Thursday, May 20, 2010

Penny Auctions: gambling or new way to make online auctions?

Ebay is to easy for you? It does not give you enough thrill?
You should probably try a penny auction.
Maybe you have seen an appealing banner on facebook: "Mr X just bought a LCD television for 3 dollars. Visit our site".
Is it true or is it a scam? how does it work?

It is not a scam (at least if we don't consider lotto, roulette and the fortune wheel scams). Penny auctions websites introduced a very interesting mechanism: you pay to bid, so the real earning for the website is not the price you pay for the good you are bidding on, but the prices that all the bidders paid to bid.
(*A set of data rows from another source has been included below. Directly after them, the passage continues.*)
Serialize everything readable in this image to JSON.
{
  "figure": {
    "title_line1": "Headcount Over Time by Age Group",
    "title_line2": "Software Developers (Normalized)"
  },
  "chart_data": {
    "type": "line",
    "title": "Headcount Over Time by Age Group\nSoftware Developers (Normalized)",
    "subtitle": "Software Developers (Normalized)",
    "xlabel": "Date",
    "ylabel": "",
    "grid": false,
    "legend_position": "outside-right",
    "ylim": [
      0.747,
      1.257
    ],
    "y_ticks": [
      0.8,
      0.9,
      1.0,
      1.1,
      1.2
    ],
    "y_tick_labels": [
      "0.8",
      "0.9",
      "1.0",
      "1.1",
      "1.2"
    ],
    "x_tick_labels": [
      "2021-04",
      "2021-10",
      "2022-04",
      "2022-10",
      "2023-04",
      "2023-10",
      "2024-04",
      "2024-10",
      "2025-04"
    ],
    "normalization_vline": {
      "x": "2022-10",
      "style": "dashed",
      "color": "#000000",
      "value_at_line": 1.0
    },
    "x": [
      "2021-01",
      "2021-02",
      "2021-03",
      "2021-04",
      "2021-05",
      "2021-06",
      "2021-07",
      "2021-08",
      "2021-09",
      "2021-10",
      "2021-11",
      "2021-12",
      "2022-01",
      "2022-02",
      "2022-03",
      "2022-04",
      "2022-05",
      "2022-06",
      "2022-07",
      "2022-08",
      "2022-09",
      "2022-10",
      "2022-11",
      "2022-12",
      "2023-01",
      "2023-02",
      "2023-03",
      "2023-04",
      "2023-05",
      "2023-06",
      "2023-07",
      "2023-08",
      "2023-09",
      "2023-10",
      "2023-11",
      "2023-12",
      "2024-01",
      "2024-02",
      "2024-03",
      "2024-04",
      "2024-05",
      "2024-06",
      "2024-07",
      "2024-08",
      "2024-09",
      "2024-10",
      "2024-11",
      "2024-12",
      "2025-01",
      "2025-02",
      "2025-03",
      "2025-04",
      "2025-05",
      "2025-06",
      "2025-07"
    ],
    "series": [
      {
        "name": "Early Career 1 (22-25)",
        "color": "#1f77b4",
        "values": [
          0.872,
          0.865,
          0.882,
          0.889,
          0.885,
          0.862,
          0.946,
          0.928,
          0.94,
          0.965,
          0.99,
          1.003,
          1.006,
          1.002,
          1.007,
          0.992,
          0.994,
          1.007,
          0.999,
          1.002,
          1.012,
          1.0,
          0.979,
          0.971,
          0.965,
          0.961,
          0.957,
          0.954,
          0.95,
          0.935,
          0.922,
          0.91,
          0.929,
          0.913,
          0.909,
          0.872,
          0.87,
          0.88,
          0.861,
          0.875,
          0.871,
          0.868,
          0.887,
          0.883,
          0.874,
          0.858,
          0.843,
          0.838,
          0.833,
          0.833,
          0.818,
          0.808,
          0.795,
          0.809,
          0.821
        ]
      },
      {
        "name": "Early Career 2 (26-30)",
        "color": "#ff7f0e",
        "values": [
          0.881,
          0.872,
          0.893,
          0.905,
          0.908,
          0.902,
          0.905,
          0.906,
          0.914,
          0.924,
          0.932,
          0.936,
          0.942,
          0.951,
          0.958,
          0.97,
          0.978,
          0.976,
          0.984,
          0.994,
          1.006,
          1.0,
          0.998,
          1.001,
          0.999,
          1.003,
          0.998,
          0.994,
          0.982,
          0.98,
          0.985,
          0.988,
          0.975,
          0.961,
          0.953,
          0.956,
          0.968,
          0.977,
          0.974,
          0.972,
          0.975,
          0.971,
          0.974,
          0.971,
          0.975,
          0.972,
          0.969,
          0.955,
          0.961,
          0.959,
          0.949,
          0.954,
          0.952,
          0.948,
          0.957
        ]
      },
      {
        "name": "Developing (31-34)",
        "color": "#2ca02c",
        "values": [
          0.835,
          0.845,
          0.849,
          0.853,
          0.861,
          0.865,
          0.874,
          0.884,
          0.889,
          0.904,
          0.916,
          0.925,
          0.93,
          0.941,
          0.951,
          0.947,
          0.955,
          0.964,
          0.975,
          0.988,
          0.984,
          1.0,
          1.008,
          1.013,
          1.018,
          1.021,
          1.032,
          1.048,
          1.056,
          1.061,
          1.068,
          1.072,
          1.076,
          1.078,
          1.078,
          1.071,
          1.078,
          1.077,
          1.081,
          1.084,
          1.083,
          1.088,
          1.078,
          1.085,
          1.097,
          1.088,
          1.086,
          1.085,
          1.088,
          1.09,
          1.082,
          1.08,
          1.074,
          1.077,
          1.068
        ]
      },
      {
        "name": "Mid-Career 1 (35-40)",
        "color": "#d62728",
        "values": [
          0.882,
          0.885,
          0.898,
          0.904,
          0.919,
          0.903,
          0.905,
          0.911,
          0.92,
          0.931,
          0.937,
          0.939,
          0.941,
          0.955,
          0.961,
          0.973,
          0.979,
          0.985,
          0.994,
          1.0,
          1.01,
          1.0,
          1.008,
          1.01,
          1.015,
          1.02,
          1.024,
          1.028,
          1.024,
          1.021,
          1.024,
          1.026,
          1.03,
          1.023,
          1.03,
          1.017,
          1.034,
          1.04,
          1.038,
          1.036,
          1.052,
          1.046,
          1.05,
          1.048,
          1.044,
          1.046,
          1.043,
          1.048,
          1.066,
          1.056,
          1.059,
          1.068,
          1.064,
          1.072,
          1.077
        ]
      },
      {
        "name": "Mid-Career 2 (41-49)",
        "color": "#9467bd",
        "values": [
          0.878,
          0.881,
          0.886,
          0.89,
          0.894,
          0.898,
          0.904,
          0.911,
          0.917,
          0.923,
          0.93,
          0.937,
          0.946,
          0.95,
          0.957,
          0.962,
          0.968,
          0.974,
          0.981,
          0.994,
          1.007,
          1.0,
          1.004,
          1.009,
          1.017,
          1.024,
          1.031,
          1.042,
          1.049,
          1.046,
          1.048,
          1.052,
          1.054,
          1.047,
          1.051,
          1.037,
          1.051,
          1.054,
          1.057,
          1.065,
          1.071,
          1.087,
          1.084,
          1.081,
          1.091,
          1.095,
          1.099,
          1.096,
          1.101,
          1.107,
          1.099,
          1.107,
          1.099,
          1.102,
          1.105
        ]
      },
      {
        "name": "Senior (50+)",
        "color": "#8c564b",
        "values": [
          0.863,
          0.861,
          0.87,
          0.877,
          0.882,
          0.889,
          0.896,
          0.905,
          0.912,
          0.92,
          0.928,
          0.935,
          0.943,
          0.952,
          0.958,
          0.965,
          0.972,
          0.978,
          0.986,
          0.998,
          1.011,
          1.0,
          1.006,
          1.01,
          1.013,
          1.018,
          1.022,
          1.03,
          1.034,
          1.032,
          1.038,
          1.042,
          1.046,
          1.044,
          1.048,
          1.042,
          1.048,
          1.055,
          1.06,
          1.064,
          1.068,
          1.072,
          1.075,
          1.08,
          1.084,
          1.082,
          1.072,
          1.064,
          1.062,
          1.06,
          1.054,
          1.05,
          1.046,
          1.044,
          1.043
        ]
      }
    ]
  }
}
Let's make an example: in this moment I am visiting www.beezid.com: one of the current auctions is for a LG 37'' HDTV that retails for about 700 dollars. The auction starts from a price of 0 dollars: people start bidding and each bid increases the price of only 1 cent but costs to the bidder 1 dollar and increases the time before the end of the auction of 20 seconds...so there is always time for another bidder to outbid you!!! At this moment the price of the HDTV is 8 dollars (i.e.: 800 dollars of revenues for the website), but it recently sold for 15.60 $ (1560 Dollars of revenue).

Why is this similar to gambling? On Ebay you set your price equal to your willingness to pay, on a penny auction your willingness to pay is equivalent to the number of bids you are going to make. The problem is that a new bidder can join in any moment of time, so you don't have any kind of control on the return on your investment.